The concept for this project essentially began during a discussion between Williams and Shindell. The two aspired to create an album of their favorite songs by folk artists. However, the project wasn’t complete with Williams and Shindell alone — they needed another musician who shared their dream, and found the missing piece of the puzzle with Kaplansky. Kaplansky and Shindell had toured together, and Williams and Kaplansky hoped to work together one day. When the three got together, they realized that they could assemble their favorite songs as well as all the ones they wanted to record over the years. The result of their efforts is a great compilation of music that could put the U.S. and Canadian “back roads” into the mainstream of the folk genre.

Dar Williams, Lucy Kaplansky, and Richard ShindelEach member of Cry Cry Cry has their own great sound that has launched them to the forefront of today’s folk scene. Williams, a well-educated New England native, began her career at age nine when she began to play the guitar. Kaplansky took off for New York at the age of 18 to become a folk singer, only to wind up studying psychology, obtaining a staff position at a New York hospital and beginning a private practice. She left it all behind 15 years later when she decided to make a go of folk music full time. The lone male on the team, Shindell is a former seminary student whose first musical exposure came while playing guitar in the Razzy Dazzy Spasm Band. Combined, their past experiences and perfect harmonies evoke the soul of folk music.

In the delicate acoustic of Ron Sexsmith’s “Speaking with the Angel,” Lucy gives a soothing calm to the song — something you want to hear as you lie in the hammock on a summer afternoon. Shindell’s cover of James Keelaghan is a touching true story that brings the listener so far into the story that you forget it’s set to music. With a hint of Cowboy Junkies style, Williams and Kaplansky team up in mesmerizing harmony for Buddy Mundlock’s “The Kid.” The Cry Cry Cry rendition of this song echoes a reminiscent reminder of Peter, Paul and Mary, a group that has served as one of Mundlock’s greatest influences.

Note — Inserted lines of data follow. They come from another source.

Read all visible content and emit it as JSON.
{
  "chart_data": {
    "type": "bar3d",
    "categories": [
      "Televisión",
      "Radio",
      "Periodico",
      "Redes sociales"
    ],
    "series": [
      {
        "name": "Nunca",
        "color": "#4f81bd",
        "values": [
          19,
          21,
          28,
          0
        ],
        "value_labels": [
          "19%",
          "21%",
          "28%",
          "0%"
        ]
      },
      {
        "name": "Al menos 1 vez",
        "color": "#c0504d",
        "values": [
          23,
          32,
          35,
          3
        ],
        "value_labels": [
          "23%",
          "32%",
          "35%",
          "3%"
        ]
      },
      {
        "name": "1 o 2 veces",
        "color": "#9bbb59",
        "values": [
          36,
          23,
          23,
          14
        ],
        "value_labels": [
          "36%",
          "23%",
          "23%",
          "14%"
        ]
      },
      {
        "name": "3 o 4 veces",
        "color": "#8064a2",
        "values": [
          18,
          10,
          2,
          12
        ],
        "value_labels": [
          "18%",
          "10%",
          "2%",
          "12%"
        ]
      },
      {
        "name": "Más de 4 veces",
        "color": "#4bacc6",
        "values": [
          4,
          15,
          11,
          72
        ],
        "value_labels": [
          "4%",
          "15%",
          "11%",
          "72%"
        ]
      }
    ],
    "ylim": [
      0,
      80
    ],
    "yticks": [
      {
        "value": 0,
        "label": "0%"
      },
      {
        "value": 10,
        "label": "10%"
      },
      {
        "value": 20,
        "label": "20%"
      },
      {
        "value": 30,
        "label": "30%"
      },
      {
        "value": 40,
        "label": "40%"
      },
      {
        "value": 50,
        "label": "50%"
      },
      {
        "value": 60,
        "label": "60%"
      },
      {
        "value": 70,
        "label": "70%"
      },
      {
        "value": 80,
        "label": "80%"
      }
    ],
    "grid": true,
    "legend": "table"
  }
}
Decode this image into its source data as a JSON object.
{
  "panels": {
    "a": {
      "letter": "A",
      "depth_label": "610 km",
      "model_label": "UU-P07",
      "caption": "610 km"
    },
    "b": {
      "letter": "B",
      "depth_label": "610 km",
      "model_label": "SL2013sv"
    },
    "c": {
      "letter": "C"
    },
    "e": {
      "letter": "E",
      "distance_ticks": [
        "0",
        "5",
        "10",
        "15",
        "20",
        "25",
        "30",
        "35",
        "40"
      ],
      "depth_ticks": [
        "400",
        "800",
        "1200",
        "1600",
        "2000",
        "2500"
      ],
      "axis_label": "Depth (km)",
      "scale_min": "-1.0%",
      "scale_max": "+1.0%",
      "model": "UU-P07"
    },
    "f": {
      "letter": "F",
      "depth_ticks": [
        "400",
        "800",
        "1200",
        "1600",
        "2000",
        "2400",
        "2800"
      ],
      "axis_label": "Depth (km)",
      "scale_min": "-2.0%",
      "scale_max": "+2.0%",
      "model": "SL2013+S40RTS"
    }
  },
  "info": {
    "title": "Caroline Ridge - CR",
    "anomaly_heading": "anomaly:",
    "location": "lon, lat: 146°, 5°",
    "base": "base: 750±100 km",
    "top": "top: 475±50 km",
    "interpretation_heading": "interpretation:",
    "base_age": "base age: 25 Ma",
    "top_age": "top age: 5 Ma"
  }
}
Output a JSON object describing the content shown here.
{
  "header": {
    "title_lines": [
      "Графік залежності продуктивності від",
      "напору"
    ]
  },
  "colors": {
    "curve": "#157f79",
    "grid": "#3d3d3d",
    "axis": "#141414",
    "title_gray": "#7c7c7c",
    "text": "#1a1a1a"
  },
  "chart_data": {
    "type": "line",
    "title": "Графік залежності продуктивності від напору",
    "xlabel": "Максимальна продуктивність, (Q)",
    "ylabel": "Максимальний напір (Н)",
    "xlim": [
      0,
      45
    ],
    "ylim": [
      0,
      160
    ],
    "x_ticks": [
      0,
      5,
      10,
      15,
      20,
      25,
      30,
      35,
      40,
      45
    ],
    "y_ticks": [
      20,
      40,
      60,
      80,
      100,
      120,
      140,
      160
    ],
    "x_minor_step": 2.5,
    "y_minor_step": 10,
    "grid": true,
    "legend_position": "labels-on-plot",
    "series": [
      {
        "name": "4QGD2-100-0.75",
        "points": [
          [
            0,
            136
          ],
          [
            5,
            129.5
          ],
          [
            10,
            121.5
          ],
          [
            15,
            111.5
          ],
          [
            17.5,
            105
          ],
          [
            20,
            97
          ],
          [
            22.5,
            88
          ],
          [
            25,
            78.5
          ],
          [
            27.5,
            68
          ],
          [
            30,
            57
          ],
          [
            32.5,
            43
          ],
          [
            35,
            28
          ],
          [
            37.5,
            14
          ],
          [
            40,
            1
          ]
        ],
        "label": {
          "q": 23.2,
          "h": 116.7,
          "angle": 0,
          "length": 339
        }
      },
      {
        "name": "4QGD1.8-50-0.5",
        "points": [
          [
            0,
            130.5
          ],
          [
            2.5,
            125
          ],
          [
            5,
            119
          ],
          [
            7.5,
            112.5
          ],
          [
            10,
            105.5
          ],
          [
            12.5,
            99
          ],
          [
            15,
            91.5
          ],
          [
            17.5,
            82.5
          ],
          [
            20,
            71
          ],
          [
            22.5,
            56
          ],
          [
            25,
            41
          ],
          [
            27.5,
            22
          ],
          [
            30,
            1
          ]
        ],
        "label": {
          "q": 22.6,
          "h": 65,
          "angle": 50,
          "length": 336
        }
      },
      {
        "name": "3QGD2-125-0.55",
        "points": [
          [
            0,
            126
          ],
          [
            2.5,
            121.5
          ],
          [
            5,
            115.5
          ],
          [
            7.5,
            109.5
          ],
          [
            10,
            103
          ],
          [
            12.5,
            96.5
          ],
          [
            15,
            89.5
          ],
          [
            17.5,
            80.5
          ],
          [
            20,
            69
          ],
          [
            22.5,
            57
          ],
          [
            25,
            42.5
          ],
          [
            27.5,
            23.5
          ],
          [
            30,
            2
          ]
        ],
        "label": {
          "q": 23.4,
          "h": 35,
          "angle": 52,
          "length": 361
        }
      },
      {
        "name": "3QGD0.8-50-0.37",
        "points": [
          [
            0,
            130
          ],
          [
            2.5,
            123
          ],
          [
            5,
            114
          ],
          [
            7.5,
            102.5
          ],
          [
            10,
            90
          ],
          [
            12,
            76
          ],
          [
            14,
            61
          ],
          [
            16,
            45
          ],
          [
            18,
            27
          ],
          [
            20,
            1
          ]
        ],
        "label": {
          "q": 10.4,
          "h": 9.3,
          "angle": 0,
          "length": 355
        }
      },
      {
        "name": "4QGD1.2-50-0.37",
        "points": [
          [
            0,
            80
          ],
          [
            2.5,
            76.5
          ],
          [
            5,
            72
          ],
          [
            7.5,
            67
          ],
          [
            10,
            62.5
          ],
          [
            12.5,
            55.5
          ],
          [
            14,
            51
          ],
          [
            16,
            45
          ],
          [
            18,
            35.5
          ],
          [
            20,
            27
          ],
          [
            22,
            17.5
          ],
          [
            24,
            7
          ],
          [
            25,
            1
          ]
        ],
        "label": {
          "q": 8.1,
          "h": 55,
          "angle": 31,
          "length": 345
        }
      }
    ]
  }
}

The original artists covered on Cry Cry Cry are among the obscure but have been inspired by and even performed with some of the best musicians of our time. Sexsmith got his motivation from greats Paul McCartney and Elvis Costello. Robert Earl Keen, whose Shades of Gray found it’s way into the trio’s hearts, jammed with neighbor Lyle Lovett in his home state of Texas. Lovett and Keen used to occupy their Sunday mornings by serenading churchgoers across the street from Keen’s house sitting on the front porch in their underwear. Greg Brown, post-modern gospel singer-songwriter and author of  “Lord, I Have Made You a Place in My Heart,” worked with Travis Tritt in the early 90s and appeared on drums on Stevie Wonders’ 1976 album Songs in the Key of Life.

Chances are if you go to the music store in search of Cliff Eberhardt or Jim Armenti’s latest release, you won’t find it. The reality of this album is that the original artists aren’t huge names in the mainstream — with the exception of REM. Cry Cry Cry has successfully taken the obscurity from these songs and essentially reproduced them as their own to create this great cover collection.